I think the original definition of “evidence based medicine” was a good one –
EBM is the integration of clinical expertise, patient values, and the best evidence into the decision making process for patient care. Clinical expertise refers to the clinician’s cumulated experience, education and clinical skills. The patient brings to the encounter his or her own personal and unique concerns, expectations, and values. The best evidence is usually found in clinically relevant research that has been conducted using sound methodology. (Sackett D, 2002)
But what’s happened to it? Frequently it seems to be reduced to reading summaries of randomised controlled trials then applying those conclusions to everyone. In other words, forget the “clinician’s cumulated experience, education and clinical skills” because it might produce “variance”, and dismiss the patients’ “unique concerns, expectations, and values” as irrelevant. It’s that kind of thinking which led to a young doctor telling me she’d been taught “If a patient takes an evidence based drug and says they aren’t any better, then, either they haven’t taken the drug, or they’re lying.” Clinicians’ cumulated experience will tell you that there isn’t a drug on the planet which will deliver the same outcomes for every single patient who takes it, and as health is a subjective human experience, the patients’ concerns and values can only be dismissed at the cost of failing to deliver effective health care.

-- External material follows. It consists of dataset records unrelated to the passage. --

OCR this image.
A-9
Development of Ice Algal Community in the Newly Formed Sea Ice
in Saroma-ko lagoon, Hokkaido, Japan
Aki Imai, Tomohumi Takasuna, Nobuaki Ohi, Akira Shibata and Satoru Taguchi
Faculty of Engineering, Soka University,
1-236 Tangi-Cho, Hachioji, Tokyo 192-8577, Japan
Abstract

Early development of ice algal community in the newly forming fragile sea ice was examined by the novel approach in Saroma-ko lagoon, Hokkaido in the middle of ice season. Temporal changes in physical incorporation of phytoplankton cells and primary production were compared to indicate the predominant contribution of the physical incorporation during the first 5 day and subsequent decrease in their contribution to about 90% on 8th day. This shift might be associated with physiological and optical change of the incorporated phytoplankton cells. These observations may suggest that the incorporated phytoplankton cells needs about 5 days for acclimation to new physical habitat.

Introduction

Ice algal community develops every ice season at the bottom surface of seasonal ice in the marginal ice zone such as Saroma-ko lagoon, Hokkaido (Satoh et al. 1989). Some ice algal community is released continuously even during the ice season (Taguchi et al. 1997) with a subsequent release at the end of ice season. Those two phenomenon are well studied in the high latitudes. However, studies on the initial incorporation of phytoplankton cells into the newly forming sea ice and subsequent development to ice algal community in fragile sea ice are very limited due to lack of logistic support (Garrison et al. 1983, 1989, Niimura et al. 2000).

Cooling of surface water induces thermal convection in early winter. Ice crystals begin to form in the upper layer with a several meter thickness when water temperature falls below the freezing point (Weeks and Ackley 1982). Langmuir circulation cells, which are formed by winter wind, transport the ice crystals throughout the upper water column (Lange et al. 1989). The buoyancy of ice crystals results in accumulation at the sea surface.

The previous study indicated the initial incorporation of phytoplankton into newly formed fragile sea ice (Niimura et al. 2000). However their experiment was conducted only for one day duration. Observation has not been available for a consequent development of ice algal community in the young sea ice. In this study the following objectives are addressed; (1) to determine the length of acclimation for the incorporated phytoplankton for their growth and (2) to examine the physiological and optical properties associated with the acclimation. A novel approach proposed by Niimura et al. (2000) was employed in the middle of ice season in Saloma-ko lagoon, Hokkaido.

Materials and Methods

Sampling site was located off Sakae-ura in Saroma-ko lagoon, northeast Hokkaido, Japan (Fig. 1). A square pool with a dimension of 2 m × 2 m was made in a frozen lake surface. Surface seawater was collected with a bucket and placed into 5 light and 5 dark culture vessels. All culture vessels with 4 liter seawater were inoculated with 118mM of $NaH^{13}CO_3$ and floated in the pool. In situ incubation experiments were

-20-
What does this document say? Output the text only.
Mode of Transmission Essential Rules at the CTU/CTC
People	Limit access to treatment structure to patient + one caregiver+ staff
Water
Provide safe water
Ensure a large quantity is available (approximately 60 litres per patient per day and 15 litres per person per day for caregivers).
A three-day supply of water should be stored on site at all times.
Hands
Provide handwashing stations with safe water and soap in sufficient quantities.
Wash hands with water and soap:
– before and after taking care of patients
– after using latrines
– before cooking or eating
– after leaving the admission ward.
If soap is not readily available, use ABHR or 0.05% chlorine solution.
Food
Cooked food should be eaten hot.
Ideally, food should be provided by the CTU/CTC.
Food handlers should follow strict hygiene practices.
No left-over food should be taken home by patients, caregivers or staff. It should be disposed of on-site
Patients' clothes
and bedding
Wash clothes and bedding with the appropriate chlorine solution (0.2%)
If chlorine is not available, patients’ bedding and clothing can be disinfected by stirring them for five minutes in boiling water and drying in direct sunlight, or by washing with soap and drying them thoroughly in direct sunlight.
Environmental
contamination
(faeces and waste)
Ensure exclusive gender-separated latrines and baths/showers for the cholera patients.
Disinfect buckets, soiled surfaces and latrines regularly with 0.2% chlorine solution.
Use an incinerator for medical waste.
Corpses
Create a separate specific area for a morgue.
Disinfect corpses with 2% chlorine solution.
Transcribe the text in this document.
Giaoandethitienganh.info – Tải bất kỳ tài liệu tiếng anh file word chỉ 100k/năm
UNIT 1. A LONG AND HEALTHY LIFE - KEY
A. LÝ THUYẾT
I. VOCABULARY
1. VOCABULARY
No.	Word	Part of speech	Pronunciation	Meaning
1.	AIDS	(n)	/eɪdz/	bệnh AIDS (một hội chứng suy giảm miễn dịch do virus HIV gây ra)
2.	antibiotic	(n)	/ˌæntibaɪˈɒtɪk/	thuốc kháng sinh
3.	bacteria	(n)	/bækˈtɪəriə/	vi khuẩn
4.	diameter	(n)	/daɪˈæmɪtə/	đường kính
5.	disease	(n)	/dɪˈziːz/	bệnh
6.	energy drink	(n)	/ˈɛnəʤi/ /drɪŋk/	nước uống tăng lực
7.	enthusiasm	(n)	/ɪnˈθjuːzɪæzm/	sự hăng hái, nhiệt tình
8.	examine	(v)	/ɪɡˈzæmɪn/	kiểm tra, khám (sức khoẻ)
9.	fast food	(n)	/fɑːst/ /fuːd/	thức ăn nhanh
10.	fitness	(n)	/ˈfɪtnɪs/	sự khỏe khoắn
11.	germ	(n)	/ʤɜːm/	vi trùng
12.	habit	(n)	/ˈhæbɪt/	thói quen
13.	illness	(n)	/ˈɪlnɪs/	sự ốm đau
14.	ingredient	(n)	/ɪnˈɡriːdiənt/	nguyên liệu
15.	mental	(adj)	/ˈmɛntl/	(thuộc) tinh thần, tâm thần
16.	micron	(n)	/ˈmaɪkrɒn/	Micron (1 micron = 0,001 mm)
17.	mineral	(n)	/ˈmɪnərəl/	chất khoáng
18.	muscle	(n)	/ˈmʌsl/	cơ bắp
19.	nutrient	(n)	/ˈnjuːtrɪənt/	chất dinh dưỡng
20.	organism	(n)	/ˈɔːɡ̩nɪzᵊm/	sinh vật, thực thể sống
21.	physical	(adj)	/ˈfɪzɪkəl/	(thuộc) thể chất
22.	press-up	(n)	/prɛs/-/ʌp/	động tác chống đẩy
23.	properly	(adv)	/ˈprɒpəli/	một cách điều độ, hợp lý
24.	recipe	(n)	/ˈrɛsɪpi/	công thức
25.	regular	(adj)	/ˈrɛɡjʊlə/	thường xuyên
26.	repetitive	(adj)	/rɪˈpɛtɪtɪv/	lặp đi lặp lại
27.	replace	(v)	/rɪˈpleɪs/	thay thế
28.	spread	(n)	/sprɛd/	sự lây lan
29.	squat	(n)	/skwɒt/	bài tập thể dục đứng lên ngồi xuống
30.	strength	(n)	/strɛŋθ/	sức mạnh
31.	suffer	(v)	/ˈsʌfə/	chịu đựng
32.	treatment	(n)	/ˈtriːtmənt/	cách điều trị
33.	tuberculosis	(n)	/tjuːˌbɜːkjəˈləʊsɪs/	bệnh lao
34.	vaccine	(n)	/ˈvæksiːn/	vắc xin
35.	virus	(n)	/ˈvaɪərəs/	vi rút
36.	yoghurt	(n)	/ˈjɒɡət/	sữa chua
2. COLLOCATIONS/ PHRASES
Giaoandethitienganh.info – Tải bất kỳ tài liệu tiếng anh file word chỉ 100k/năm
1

So, I was somewhat surprised when I got last week’s BMA Scotland newsletter. Under the heading “Healthcare Quality Strategy for the NHS in Scotland is published”, it said
The Healthcare Quality Strategy has been published by the Scottish government. BMA Scotland believes by focusing on evidence-based policy with proven clinical outcomes for patients, limited resources can be used effectively to deliver improvements to the care and treatment of patients.
Here’s what it says on the first page –
People in Scotland have told us that they need and
want the following things from the NHS and we have
built this strategy around these priorities:
● Caring and compassionate staff and services;
● Clear communication and explanation about
conditions and treatment;
● Effective collaboration between clinicians, patients
● A clean and safe care environment;
● Continuity of care; and
● Clinical excellence.
So, how does the BMA manage to get from the document to their summary? Why no mention of the priorities focused on care, compassion, communication, collaboration, cleanliness and continuity of care? Why pick only the last priority and characterise that as a way of rationing medical care according to “proven clinical outcomes”?
Really, it’s high time we put human beings back at the CENTRE of health care…..the patients and the carers……just as it says in the rather excellent “Healthcare Quality Strategy for the NHS in Scotland”. Read it for yourself and see if you agree.